The Solar Investment Tax Credit: Why It's Time To Switch
Thinking of converting your home to solar power? Doing so has never been more affordable. The median price of a solar setup decreased 8% in just 18 months, from the end of 2016 to mid-2018, according to Berkeley Lab’s September 2018 “Tracking the Sun” report.
Homeowners can also still tap into a 30% solar investment tax credit. The tax credit will expire by the end of 2022, so you need to act soon.
How the Solar Investment Tax Credit (ITC) works
According to the Department of Energy, you can deduct 30% of the cost of your new system, with no maximum on the total amount you can claim, against your income when you file your yearly income tax return.
Most expenses tied to your project qualify for the credit, including gear like solar panels, rooftop mounting hardware, wiring, and the solar inverter system (which converts DC power from your solar panels into the AC power used by everything from your fridge to your iPad). Labor counts, too, and includes everything from any pre-install prep your home may need to assembling and wiring the system.
Claiming your federal Solar Investment Tax Credit
You’ll want to make sure you claim the credit in the right tax year. According to the Department of Energy, you can only claim the credit in the year your system is active and ready to use.

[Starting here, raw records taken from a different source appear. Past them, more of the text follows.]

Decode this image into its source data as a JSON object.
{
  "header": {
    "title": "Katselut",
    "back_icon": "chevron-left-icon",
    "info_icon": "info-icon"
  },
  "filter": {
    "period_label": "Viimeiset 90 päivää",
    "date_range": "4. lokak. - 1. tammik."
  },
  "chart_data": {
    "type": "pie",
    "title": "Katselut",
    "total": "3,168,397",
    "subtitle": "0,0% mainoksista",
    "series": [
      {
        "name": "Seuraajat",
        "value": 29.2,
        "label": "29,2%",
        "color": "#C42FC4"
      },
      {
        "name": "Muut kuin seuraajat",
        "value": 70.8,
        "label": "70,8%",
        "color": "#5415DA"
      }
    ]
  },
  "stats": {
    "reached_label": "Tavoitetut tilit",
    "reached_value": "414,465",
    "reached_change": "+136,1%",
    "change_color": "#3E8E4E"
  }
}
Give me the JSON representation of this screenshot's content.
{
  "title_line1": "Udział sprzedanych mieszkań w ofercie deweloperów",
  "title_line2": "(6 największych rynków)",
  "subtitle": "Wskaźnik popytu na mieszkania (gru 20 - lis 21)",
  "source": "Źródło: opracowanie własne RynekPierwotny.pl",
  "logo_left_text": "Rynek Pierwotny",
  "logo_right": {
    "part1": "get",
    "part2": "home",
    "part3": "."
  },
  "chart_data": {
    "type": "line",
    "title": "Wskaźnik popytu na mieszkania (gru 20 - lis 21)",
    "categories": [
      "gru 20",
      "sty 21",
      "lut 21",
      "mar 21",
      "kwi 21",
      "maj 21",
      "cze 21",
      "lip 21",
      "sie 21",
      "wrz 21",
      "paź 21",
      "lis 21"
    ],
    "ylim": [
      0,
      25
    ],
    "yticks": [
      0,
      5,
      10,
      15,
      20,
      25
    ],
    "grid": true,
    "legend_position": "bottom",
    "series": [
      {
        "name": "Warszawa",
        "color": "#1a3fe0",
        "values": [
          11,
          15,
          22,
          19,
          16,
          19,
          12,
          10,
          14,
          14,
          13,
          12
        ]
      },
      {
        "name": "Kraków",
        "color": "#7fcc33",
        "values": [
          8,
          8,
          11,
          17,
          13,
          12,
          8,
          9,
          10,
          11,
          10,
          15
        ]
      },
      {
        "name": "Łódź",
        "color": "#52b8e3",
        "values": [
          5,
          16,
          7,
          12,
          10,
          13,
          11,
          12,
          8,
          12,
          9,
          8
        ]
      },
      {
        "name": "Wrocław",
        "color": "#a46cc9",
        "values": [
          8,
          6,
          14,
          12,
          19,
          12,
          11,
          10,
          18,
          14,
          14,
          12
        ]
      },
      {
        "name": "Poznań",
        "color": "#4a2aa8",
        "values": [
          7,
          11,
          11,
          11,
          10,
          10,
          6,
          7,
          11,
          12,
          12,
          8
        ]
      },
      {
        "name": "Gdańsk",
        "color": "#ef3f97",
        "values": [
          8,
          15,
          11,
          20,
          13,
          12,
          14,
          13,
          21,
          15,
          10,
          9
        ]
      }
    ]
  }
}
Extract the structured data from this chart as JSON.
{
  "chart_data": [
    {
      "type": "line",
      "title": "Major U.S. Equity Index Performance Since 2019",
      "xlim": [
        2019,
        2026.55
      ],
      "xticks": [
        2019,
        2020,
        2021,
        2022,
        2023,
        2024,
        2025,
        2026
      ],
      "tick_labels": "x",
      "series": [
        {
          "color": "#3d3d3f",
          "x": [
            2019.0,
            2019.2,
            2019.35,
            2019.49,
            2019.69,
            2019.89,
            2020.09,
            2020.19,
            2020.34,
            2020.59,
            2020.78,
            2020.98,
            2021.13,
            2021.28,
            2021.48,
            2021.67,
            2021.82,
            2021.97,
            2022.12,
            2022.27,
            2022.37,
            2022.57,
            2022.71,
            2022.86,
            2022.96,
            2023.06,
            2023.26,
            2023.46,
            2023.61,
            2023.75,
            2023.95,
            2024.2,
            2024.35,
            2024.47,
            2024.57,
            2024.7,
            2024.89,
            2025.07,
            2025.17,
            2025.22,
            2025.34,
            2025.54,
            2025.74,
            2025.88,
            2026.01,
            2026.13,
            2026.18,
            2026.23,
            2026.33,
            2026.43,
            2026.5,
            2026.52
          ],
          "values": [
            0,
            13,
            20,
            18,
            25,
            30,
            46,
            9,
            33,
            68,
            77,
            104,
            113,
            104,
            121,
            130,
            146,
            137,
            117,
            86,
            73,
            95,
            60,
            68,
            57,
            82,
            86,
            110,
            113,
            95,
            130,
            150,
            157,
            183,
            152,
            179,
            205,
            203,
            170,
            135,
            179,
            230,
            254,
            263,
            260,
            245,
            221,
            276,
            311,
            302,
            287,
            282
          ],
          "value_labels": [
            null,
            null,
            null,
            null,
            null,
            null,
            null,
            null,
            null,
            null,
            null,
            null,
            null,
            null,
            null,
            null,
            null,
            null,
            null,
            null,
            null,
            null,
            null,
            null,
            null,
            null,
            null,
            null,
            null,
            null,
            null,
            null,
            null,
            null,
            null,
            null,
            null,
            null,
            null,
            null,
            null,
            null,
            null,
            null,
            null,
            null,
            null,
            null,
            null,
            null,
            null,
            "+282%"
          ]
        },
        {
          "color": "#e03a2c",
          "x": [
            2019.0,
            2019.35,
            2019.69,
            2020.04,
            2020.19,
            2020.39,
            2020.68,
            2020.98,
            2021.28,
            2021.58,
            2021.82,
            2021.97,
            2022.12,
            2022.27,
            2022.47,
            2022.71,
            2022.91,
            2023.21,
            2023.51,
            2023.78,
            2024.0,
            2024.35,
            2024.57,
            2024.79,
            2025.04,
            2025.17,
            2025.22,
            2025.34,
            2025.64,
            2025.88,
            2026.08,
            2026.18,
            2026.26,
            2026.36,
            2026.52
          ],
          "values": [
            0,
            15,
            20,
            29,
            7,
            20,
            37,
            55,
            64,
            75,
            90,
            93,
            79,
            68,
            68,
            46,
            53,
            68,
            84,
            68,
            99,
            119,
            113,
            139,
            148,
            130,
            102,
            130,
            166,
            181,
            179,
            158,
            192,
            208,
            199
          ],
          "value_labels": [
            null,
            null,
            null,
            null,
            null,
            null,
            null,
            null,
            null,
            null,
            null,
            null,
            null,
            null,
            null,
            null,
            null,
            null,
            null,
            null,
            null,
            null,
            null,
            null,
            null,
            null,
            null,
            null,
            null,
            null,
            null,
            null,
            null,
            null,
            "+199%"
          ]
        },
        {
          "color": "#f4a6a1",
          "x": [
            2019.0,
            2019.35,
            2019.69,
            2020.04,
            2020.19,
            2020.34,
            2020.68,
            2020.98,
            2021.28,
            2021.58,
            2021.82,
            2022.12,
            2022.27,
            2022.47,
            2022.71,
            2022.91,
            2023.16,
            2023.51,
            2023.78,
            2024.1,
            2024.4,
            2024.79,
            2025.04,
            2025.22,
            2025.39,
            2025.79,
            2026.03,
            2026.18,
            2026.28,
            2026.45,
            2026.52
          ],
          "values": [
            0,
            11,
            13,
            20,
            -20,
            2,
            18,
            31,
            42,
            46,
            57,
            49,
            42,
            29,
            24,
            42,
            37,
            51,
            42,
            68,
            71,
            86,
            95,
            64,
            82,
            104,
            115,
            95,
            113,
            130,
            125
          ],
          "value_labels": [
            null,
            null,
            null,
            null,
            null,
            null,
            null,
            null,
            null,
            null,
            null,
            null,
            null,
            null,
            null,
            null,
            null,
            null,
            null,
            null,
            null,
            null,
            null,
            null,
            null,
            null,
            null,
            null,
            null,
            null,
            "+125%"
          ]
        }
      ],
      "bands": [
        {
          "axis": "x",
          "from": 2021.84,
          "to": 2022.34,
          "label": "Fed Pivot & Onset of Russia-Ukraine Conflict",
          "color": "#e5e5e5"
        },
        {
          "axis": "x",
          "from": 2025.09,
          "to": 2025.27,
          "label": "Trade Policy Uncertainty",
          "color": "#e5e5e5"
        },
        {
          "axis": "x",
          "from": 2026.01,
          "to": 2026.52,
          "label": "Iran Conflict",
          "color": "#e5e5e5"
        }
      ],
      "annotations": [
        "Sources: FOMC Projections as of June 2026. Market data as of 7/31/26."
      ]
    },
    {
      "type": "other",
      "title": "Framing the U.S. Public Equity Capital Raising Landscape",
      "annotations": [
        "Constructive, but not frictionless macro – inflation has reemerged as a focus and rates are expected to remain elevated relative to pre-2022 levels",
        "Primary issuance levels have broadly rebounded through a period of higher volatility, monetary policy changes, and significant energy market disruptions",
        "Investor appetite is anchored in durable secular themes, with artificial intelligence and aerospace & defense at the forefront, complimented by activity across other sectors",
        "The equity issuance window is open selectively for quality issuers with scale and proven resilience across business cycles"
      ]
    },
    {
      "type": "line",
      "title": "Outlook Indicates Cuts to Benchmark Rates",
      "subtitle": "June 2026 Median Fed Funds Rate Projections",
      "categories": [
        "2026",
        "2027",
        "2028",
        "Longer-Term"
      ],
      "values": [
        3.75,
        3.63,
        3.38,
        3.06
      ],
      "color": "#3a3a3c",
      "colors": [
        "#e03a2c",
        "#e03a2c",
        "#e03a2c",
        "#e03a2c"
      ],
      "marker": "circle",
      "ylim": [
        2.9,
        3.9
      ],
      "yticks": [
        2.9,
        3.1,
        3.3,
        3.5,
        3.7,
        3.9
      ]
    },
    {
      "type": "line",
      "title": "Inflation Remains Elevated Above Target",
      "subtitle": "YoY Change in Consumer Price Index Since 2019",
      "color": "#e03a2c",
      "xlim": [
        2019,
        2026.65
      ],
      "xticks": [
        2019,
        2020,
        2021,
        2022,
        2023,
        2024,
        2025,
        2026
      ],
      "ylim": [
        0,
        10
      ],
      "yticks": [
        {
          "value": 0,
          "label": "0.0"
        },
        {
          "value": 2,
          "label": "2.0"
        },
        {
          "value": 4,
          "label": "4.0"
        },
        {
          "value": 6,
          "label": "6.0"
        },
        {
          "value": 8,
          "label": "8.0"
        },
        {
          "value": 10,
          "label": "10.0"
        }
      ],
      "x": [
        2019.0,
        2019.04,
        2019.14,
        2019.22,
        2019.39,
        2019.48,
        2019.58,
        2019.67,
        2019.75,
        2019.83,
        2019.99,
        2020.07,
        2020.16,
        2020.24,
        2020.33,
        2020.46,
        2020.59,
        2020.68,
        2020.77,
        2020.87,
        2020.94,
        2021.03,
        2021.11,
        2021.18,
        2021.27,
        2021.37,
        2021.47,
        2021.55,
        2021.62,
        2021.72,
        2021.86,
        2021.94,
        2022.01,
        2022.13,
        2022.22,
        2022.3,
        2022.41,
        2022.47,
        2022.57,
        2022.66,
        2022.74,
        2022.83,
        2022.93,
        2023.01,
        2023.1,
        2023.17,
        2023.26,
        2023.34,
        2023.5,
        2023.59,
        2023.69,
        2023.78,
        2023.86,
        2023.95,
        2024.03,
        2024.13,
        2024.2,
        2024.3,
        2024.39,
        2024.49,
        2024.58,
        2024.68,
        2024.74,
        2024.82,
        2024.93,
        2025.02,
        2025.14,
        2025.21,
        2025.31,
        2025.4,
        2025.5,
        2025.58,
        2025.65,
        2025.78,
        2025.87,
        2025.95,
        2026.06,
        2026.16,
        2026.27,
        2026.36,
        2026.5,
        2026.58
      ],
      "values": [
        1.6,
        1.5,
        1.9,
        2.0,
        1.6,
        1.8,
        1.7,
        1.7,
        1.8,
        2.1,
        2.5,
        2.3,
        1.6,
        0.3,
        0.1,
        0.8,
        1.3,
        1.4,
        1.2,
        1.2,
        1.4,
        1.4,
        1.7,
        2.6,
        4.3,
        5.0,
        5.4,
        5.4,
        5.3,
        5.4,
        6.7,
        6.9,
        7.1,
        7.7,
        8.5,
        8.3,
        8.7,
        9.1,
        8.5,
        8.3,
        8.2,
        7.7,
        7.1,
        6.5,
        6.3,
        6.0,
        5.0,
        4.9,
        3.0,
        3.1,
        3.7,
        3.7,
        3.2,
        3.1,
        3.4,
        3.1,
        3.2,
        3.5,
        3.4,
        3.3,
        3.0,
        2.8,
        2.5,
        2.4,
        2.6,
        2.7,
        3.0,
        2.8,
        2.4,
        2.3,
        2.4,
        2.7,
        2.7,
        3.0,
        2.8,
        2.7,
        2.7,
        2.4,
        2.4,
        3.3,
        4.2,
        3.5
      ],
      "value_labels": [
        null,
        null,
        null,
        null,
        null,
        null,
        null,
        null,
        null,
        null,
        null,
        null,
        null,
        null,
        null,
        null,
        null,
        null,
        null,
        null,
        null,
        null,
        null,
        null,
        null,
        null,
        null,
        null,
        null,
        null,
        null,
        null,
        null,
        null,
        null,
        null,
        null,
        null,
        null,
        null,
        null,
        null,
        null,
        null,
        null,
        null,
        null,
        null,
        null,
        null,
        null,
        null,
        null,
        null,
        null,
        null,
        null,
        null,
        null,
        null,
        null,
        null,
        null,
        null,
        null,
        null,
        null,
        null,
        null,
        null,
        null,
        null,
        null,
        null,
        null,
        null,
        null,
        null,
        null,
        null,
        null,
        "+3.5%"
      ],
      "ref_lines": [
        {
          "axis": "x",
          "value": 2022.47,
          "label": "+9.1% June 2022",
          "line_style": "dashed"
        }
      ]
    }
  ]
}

If you buy your system’s components in the fall of 2019 but your system isn’t activated until late 2020, you would claim the credit on your return for the 2020 tax year. If your home is newly built and includes a solar-power system, you’d make your claim in the year you moved in. When preparing your return, complete Form 5695, which details your total qualifying expenses and calculates your credit for the current tax year.
If your total deduction is more than you owe, you can carry over the excess to the next tax year. Calculate any applicable carry-forward on the Residential Energy Efficient Property Credit Limit Worksheet.
What are the deadlines
You have until December 31, 2019, to bring your system into service, according to the Department of Energy, and receive the full 30% credit. The credit will drop to 26% for systems installed from January 1, 2020, through December 31, 2020, before dipping to 22% from then through December 31, 2022. The credit expires on the first day of 2023.
Estimating the cost of a residential solar system
To start, estimate the cost of the system. For this scenario, we'll use publicly available figures starting with the typical American home’s energy use. For exact pricing, contact your local solar installer.
According to the Energy Information Administration, the average U.S. household used 10,399-kilowatt hours (kWh) of electricity in 2017, or about 30 kWh a day. We’ll base our energy usage on this figure, and assume you want to get all your power from solar.
Next, determine the average number of hours your home receives sunlight a day. An installer can give you specific info on daily usable sunlight for your state. To figure out the right system size, divide your daily usage in kilowatt hours by the number of sunshine hours.
In this example, the home receives an average of five hours of sunlight a day and would require a 6 kW (6,000 watts) system. To get a cost estimate, multiply Berkeley Labs’ median U.S. price of $3.69 per watt, which represents the upfront price paid by the system owner, by the required wattage, 6,000 watts.
A typical 6 kW system would cost an estimated $22,140. But with a 30% tax credit, you would only effectively be paying $15,498, or $6,642 less.
Don’t forget about programs from your state and local utility. These include rebates and grants, like Maryland’s Residential Clean Energy Grant Program, through which you could receive $1,000 toward the installation of your home solar system. Residential customers in North Carolina can receive rebates up to $6,000. Arizona offers a state tax credit for 25% of the cost of your setup, to a maximum of $1,000.
Check with your state government, utility company or solar installer for details on programs and credits in your area.